Ainda sobre a atuação do juiz e as pressões a que este possa ter estado sujeito por parte do SINFO (Serviços de Informação) e da Presidência da República que tinha agentes e câmaras de televisão na sala de audiências, Luís Nascimento disse que o juiz pode “sofrer muitas pressões” (…) mas no exercício das suas funções [os juízes] devem ser "independentes" e "obedecer apenas à Constituição e à lei" porque se forem pressionados devem ter a "hombridade de não obedecer ou de arranjar outra profissão”.

"Se os juízes forem pressionados, devem ter a hombridade de não obedecer ou de arranjar outra profissão", diz Luís Nascimento.

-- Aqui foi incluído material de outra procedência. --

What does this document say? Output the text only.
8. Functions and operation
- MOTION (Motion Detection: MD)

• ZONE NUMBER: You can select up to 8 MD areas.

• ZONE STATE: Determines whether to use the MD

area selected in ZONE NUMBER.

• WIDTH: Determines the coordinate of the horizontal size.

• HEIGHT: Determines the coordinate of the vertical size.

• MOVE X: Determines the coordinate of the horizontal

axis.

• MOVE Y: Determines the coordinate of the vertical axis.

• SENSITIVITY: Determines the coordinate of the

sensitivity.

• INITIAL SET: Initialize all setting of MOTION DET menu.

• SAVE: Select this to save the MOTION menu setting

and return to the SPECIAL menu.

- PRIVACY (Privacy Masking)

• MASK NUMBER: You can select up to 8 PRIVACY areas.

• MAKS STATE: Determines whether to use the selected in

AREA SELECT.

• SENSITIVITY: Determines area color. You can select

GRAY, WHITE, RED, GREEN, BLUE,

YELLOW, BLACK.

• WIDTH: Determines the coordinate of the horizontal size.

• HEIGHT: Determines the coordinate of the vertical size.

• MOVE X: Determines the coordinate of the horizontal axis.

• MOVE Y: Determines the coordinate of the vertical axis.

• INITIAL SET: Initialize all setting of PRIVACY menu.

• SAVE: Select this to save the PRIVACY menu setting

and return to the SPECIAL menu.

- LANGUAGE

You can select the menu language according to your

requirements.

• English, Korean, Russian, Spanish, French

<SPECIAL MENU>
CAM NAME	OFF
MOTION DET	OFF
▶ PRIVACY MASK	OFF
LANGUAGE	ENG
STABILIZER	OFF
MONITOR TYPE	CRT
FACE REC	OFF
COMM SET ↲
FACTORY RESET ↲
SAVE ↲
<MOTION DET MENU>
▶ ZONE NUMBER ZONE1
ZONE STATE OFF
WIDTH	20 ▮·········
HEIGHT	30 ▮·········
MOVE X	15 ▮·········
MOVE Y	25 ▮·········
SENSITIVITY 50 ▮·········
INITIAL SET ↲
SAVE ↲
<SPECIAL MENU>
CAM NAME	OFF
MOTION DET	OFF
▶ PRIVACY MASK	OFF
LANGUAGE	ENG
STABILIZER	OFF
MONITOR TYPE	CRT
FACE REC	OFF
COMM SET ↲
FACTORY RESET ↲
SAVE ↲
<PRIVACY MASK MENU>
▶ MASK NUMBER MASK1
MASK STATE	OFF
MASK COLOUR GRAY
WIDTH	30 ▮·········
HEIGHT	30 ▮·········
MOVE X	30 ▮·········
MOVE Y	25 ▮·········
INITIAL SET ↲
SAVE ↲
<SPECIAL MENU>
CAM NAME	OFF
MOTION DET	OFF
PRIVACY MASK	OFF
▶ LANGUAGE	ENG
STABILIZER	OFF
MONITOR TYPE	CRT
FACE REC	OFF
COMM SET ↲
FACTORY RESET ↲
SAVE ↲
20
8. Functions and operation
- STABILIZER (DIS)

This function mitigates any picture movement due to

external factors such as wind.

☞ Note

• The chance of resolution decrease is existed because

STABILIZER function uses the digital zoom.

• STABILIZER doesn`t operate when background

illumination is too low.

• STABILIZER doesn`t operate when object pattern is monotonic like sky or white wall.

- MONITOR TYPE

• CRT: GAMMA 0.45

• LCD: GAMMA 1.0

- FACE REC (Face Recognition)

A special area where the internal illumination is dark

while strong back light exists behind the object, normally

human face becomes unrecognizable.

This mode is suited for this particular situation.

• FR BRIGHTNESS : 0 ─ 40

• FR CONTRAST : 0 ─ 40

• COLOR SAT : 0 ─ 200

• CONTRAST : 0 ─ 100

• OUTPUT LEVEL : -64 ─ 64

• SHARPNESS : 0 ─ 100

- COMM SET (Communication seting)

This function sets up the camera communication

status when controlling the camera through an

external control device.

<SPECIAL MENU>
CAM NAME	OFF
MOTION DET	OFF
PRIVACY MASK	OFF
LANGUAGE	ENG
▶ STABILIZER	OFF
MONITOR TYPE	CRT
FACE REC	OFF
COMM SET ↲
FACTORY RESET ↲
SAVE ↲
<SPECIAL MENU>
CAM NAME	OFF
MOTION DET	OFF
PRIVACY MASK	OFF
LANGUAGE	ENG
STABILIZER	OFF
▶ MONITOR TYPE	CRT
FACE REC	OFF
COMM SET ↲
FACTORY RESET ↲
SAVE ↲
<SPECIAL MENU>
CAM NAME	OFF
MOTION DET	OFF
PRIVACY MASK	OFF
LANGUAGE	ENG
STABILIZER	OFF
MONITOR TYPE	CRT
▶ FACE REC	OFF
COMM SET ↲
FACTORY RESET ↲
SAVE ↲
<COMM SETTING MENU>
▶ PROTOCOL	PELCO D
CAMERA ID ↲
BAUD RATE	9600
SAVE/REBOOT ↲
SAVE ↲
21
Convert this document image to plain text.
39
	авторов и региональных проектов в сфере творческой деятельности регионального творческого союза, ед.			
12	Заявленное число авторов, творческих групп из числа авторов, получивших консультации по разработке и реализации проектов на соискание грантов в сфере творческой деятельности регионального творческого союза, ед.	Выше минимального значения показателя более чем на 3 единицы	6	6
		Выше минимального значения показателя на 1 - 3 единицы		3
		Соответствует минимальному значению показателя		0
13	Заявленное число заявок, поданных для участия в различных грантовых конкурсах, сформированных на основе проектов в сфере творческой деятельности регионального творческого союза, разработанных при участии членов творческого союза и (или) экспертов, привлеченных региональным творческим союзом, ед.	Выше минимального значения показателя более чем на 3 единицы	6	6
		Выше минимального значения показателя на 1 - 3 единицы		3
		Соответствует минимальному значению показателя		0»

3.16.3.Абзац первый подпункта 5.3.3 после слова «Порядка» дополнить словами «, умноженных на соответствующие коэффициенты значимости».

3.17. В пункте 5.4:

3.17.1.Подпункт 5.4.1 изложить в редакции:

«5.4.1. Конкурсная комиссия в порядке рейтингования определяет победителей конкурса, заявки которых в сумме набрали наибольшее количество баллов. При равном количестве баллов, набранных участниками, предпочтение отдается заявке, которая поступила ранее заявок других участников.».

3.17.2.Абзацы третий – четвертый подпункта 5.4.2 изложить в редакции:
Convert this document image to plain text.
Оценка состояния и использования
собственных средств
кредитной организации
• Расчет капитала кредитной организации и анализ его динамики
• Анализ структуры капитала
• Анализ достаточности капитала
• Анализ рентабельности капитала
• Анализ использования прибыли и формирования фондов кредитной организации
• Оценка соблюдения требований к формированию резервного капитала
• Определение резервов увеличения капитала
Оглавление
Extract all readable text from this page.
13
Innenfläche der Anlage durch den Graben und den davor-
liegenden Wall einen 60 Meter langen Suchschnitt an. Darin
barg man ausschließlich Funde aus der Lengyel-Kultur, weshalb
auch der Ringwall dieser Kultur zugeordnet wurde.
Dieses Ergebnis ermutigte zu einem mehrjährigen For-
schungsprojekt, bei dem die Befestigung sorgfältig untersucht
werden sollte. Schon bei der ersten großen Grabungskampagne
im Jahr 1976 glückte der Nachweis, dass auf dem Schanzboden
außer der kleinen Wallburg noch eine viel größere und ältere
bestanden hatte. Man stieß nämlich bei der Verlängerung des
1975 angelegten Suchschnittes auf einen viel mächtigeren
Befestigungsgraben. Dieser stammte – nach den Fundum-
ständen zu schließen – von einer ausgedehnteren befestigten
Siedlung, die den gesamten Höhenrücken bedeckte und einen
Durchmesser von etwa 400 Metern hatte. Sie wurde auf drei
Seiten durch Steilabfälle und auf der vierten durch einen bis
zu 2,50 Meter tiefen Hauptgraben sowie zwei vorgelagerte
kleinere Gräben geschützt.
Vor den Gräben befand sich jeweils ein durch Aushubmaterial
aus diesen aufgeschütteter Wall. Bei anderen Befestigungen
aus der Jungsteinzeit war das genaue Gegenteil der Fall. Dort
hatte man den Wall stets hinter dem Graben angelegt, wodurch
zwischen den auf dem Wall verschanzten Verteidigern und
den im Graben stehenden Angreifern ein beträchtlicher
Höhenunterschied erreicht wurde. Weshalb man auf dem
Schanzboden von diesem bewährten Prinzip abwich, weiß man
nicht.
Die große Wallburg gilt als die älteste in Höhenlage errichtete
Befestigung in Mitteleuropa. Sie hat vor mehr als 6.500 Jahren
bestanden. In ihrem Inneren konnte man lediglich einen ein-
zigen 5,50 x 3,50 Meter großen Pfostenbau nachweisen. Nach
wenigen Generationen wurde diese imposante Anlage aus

Foto Folha 8


A grande corrupção passa ao lado dos tribunais

Respondendo depois a uma pergunta natureza mais técnica sobre se os juízes dos tribunais comuns devem julgar e condenar, sem preocupação de fazer justiça, para depois o Tribunal Supremo corrigir as suas “borradas” relacionadas com o flagrante desconhecimento e violação das leis, aquele advogado é claro ao dizer que “urge que os casos flagrantes de injustiças por desconhecimento, violações às leis e por cumprimento às ordens superiores, praticados por juízes, sejam submetidos ao crivo do Conselho Superior da Magistratura que, assinala, deveria inclusive, inibir muitos desses juízes do exercício da profissão”.

muitos dos principais factos criminosos, como a grande corrupção, nepotismo, assalto descarado ao erário público praticado por gestores públicos e não só passam ao lado dos tribunais

Sobre as críticas que a nível nacional e internacional recaíram sobre o sistema de justiça angolano, Luís Nascimento afirmou que, na sua opinião, estas ficaram a dever-se à "perversidade" do sistema, uma vez que "muitos dos principais factos criminosos, como a grande corrupção, nepotismo, assalto descarado ao erário público praticado por gestores públicos e não só passam ao lado dos tribunais".

Em relação à isenção do Tribunal Supremo na análise ao recurso interposto sobre a condenação dos ativistas, o jurista sublinha que apesar das decisões dos tribunais serem de cumprimento obrigatório para todos os cidadãos e demais pessoas jurídicas, resguarda a sua opinião sobre o crédito ou descrédito das mesmas em função das decisões concretas que são tomadas.

É em função a decisão que o Tribunal Supremo tomar que posso aferir da sua idoneidade e justiça. Portanto, no caso em apreço apenas terei que esperar pelo Acórdão do Tribunal Supremo”, sublinha.